09.02- O credo dos Vedas

A Era da Sabedoria
21 de setembro de 2018 Pamam

O credo dos Vedas é o mais velho da Índia, tendo sido encontrado pelos invasores arianos entre os nagas. E como todo credo é de natureza adoratória, seja ele qual for, e seja em que tempo for, ele continha a adoração animista e totêmica de inumeráveis espíritos moradores em pedras e animais, em árvores e rios, em montanhas e estrelas, com a serpente constituindo a divindade simbólica da virilidade. Naga, o deus-dragão, Hanuman, o deus-macaco, Nandi, o deus-touro, e os Yakshas, as árvores-deusas, passaram para o credo da história da Índia. E como alguns desses espíritos eram bons e outros maus, assim como em todos os tempos em que predominaram os credos, face às influências dos espíritos obsessores quedados no astral inferior, só com grande habilidade mágica alguém podia livrar o seu corpo de ser possuído ou torturado por meio de doença ou de mania, por um ou mais dos inúmeros demônios existentes. Daí as encantações do Atharva-veda, ou Livro da Mágica. Era necessário recitar fórmulas para se ter filhos, para se evitar o aborto, para se prolongar a vida, para se afastar os males, para se atrair o sono e para se destruir ou se atormentar aos inimigos.

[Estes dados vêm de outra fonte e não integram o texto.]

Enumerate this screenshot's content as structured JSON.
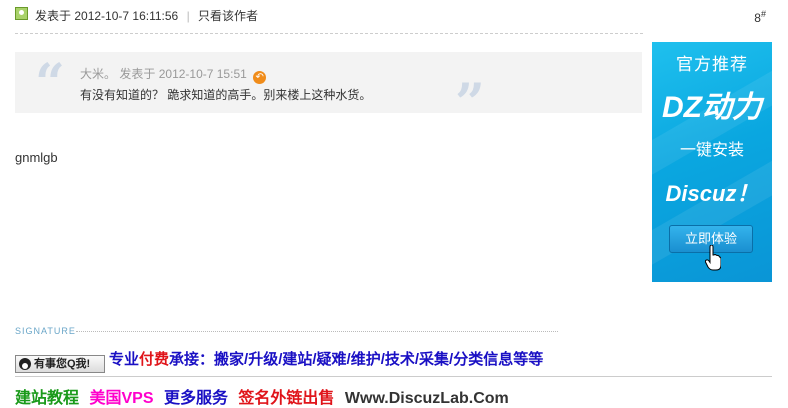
{
  "post": {
    "posted_prefix": "发表于",
    "posted_time": "2012-10-7 16:11:56",
    "author_only_label": "只看该作者",
    "floor_number": "8",
    "floor_suffix": "#"
  },
  "quote": {
    "author": "大米。",
    "posted_prefix": "发表于",
    "posted_time": "2012-10-7 15:51",
    "text": "有没有知道的？ 跪求知道的高手。别来楼上这种水货。"
  },
  "body_text": "gnmlgb",
  "ad": {
    "line1": "官方推荐",
    "line2": "DZ动力",
    "line3": "一键安装",
    "line4": "Discuz！",
    "button_label": "立即体验"
  },
  "signature": {
    "label": "SIGNATURE",
    "qq_badge": "有事您Q我!",
    "row1": {
      "seg1": "专业",
      "seg2": "付费",
      "seg3": "承接：搬家/升级/建站/疑难/维护/技术/采集/分类信息等等"
    },
    "row2": {
      "link1": "建站教程",
      "link2": "美国VPS",
      "link3": "更多服务",
      "link4": "签名外链出售",
      "link5": "Www.DiscuzLab.Com"
    }
  },
  "colors": {
    "ad_bg": "#0aa7e0",
    "blue_text": "#1a10c4",
    "red_text": "#e0141a",
    "green_text": "#1a9a1a",
    "magenta_text": "#ff00cc"
  }
}
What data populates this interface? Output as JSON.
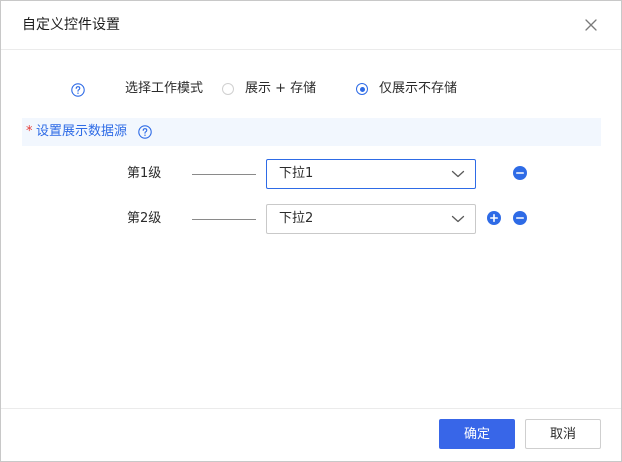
{
  "dialog": {
    "title": "自定义控件设置",
    "close_icon": "close-icon"
  },
  "mode": {
    "label": "选择工作模式",
    "options": [
      {
        "label": "展示 + 存储",
        "checked": false
      },
      {
        "label": "仅展示不存储",
        "checked": true
      }
    ]
  },
  "datasource": {
    "required_mark": "*",
    "label": "设置展示数据源"
  },
  "levels": [
    {
      "label": "第1级",
      "value": "下拉1",
      "add": false,
      "remove": true
    },
    {
      "label": "第2级",
      "value": "下拉2",
      "add": true,
      "remove": true
    }
  ],
  "footer": {
    "confirm_label": "确定",
    "cancel_label": "取消"
  },
  "colors": {
    "accent": "#2e6be6",
    "primary_button": "#3866e8",
    "section_bg": "#f2f7fe",
    "required": "#e53935"
  }
}
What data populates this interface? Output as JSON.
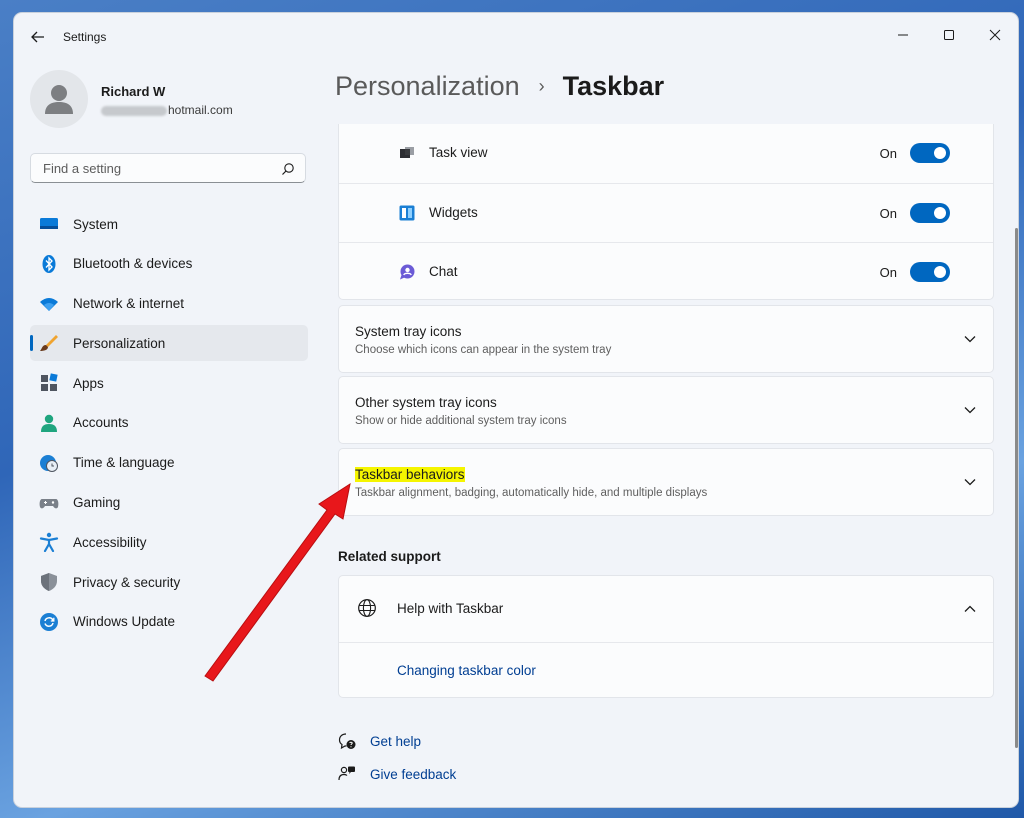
{
  "window": {
    "title": "Settings"
  },
  "profile": {
    "name": "Richard W",
    "email_visible": "hotmail.com"
  },
  "search": {
    "placeholder": "Find a setting"
  },
  "sidebar": {
    "items": [
      {
        "label": "System",
        "icon": "monitor-icon"
      },
      {
        "label": "Bluetooth & devices",
        "icon": "bluetooth-icon"
      },
      {
        "label": "Network & internet",
        "icon": "wifi-icon"
      },
      {
        "label": "Personalization",
        "icon": "brush-icon",
        "active": true
      },
      {
        "label": "Apps",
        "icon": "apps-icon"
      },
      {
        "label": "Accounts",
        "icon": "person-icon"
      },
      {
        "label": "Time & language",
        "icon": "globe-clock-icon"
      },
      {
        "label": "Gaming",
        "icon": "gamepad-icon"
      },
      {
        "label": "Accessibility",
        "icon": "accessibility-icon"
      },
      {
        "label": "Privacy & security",
        "icon": "shield-icon"
      },
      {
        "label": "Windows Update",
        "icon": "update-icon"
      }
    ]
  },
  "breadcrumb": {
    "parent": "Personalization",
    "separator": "›",
    "current": "Taskbar"
  },
  "taskbar_items": [
    {
      "label": "Task view",
      "state": "On"
    },
    {
      "label": "Widgets",
      "state": "On"
    },
    {
      "label": "Chat",
      "state": "On"
    }
  ],
  "sections": [
    {
      "title": "System tray icons",
      "subtitle": "Choose which icons can appear in the system tray"
    },
    {
      "title": "Other system tray icons",
      "subtitle": "Show or hide additional system tray icons"
    },
    {
      "title": "Taskbar behaviors",
      "subtitle": "Taskbar alignment, badging, automatically hide, and multiple displays"
    }
  ],
  "related": {
    "title": "Related support",
    "help_title": "Help with Taskbar",
    "link": "Changing taskbar color"
  },
  "footer": {
    "get_help": "Get help",
    "give_feedback": "Give feedback"
  },
  "colors": {
    "accent": "#0067c0",
    "highlight": "#f5f500",
    "annotation_arrow": "#e8171b"
  }
}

Os mais antigos deuses dos Vedas eram as forças ou os elementos da natureza, o céu, o Sol, a terra, o fogo, o vento, a água e o sexo. Dyaus, que na Grécia correspondia a Zeus e em Roma a Júpiter, fôra em princípio o próprio céu. Essas forças ou elementos da natureza foram aos poucos se personificando. O céu se tornou o pai Varuna, a terra se tornou a mãe Prithivi, com a vegetação constituindo o fruto da união entre o céu e a terra, por meio da chuva. A chuva então passou a ser o deus Parjanya, o fogo passou a ser Agni, o vento passou a ser Vayu, a tempestade passou a ser Indra, a peste passou a ser Rudra, a aurora passou a ser Ushas, o sulco no campo passou a ser Sita, o Sol passou a ser Surya ou Mitra, e até mesmo Vixnu. E a soma, planta sagrada, de sumo embriagante tanto para os homens como para os deuses, era também um deus que inspirava ao homem com a sua essência inebriante. O Sol criador da vida se transforma em um deus-sol, Savitar, o Pai da Vida, com o seu brilho se tornando Vivasvat, o Deus Brilhante. Mais tarde o Sol gerador da vida se torna o grande deus Prajapati, Senhor de todas as coisas vivas.

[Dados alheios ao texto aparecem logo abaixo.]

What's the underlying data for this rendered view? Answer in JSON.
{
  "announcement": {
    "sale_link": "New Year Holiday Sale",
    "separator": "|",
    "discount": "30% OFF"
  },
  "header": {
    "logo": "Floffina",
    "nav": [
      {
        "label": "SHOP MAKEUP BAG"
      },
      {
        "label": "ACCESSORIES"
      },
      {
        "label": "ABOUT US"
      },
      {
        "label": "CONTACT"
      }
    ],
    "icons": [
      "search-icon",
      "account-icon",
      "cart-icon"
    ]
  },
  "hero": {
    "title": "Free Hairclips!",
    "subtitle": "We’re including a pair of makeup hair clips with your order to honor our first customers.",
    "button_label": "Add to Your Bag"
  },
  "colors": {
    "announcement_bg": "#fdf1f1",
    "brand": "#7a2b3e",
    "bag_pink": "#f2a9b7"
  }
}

Mas o deus considerado como sendo o mais poderosos do panteão védico foi Indra, que era o manejador do raio e do trovão, porque ele trouxera aos hindu-arianos um benéfico regime de chuvas que parecia mais precioso do que o Sol, por isso o consideravam o maior dos deuses, invocavam-lhe nas batalhas os raios e os trovões e o representavam como sendo um gigantesco  herói a comer rebanhos de boi e a beber lagos de vinho. O seu inimigo favorito era Krishna, que nos Vedas ainda surge como um simples deus tribal.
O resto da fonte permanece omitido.